I don't want ransomware getting into the LAN and encrypting 20 drives.
It has been indicated to me that they only encrypt certain files - obviously your data files. Well that would be all video and image files and audio files, I guess. Then all document files, too. Then perhaps all saved html.
Prime targets would be My Documents, My music, my audio and so on.. And IIS. My IIS directories and data being very important to me and necessarily alive all the time and frequently altered.
Seems to me a good tool could be an automatic compression utility that saves all such files in some compressed format every time you save them and thus makes them of much lower profile to the ransomware - they may even pass unnoticed.
In my case I have many gigabytes of such data.
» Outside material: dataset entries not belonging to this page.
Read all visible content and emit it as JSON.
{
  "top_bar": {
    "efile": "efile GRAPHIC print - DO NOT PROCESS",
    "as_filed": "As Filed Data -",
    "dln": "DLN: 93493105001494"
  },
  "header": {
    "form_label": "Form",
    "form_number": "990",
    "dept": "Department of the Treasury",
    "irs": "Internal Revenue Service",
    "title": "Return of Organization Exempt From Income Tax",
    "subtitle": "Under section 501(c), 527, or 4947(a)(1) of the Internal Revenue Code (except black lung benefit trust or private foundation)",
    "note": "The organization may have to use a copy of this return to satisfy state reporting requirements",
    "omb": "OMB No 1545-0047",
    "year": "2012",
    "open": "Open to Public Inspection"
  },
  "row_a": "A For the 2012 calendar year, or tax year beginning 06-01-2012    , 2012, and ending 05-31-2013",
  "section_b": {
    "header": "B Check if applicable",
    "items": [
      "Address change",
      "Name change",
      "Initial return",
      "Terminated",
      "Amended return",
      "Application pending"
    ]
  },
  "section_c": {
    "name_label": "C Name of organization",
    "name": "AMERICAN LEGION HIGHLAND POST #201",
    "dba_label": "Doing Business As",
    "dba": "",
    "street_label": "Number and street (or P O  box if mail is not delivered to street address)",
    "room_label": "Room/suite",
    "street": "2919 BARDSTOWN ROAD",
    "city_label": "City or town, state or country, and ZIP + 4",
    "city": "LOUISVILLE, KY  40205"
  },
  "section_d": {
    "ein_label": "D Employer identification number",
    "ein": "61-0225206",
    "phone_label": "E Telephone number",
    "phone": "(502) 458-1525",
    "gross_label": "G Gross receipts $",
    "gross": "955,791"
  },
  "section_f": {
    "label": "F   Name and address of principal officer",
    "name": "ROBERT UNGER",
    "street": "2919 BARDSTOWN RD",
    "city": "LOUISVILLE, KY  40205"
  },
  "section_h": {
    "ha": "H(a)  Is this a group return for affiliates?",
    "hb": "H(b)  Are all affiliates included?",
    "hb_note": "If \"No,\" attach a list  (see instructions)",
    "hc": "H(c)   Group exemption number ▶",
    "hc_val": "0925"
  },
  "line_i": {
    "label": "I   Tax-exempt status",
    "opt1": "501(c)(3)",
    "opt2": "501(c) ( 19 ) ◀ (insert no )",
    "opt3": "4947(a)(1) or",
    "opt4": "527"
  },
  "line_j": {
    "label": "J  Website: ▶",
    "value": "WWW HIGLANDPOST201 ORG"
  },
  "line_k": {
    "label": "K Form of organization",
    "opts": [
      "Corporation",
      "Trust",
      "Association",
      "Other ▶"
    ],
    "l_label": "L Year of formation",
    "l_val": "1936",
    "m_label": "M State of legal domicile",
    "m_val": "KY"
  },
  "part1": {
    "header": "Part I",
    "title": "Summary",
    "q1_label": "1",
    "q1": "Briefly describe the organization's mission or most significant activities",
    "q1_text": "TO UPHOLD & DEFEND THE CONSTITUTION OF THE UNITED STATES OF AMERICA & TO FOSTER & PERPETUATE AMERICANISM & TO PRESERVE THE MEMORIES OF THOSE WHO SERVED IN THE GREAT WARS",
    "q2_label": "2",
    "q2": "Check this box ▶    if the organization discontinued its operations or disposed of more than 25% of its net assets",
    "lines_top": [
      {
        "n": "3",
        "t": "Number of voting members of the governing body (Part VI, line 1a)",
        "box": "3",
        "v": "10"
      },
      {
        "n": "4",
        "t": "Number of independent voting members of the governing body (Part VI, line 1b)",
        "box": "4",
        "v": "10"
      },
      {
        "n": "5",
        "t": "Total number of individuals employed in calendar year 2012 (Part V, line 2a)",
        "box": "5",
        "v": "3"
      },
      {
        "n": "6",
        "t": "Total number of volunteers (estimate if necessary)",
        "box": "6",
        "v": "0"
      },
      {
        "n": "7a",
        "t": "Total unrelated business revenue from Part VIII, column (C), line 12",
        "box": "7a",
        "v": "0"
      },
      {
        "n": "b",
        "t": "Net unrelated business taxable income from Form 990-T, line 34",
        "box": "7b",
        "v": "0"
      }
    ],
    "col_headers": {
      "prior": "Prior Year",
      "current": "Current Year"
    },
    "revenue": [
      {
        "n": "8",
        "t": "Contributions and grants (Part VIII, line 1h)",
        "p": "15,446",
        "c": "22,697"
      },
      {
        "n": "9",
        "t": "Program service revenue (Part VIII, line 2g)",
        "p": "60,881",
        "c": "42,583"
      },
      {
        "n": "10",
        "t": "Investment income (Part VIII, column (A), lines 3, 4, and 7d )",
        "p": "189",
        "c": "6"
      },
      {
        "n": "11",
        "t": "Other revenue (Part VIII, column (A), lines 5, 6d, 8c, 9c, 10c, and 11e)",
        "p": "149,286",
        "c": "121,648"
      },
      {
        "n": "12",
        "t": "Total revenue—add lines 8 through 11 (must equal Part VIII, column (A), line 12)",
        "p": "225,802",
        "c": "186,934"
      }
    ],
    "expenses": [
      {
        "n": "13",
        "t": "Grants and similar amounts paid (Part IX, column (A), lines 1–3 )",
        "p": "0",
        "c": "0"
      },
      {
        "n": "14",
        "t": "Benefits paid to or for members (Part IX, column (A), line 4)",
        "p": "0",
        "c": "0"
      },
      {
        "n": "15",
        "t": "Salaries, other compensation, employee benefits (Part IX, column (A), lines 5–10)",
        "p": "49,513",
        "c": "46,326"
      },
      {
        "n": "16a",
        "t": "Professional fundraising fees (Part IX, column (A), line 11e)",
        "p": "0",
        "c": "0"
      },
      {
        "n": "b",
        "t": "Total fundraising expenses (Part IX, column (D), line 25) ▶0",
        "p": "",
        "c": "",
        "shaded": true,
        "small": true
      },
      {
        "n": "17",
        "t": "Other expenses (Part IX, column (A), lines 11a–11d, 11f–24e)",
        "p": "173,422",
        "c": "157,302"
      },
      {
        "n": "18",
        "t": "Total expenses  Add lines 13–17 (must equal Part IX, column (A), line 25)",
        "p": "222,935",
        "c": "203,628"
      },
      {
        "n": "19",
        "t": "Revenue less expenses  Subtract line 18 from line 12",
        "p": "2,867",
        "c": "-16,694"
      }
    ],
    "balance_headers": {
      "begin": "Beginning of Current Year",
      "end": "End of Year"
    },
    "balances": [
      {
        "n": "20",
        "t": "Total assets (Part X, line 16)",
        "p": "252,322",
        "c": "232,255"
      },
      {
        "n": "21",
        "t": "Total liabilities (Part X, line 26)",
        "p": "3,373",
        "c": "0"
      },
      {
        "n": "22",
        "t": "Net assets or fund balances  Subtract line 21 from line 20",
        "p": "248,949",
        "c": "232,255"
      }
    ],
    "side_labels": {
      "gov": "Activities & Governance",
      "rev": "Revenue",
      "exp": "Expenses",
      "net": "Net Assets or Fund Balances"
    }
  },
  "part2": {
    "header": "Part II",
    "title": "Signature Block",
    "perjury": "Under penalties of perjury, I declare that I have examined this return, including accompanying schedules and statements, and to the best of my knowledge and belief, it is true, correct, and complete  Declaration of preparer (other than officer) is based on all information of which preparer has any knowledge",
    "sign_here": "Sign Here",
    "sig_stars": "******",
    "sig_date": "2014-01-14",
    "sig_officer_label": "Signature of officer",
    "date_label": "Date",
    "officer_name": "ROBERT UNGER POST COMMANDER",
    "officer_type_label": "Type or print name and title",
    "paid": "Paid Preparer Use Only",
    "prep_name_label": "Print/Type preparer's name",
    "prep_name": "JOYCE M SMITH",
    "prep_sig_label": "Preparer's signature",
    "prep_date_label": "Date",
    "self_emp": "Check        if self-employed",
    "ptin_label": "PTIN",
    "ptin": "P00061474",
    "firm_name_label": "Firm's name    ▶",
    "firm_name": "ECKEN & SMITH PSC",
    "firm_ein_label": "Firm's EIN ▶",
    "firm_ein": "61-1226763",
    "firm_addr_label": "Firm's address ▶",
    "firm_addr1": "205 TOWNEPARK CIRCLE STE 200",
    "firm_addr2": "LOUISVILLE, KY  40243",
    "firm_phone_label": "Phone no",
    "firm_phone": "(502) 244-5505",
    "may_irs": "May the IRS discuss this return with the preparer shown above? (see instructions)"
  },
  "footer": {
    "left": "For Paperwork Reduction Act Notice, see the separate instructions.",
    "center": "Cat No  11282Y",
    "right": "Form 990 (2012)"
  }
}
So much that the only way to keep it is on Hard Drives. DVD's would be hopeless. Tape drive would be good. I don't like the cost. But tape is back again and the offline medium of choice, I think.
But though I've got much and I want it accessible all the time most of it is, of course, relatively ancient. Static. I can copy it off onto some Terabyte drives and try to keep them offline. There's the NAS.
But the question is really about using MS's sophisticated file permissions scheme. I mean, that's what it is there for isn't it? File protection. It is possible for even admin to be blocked from altering a file, accessing a drive.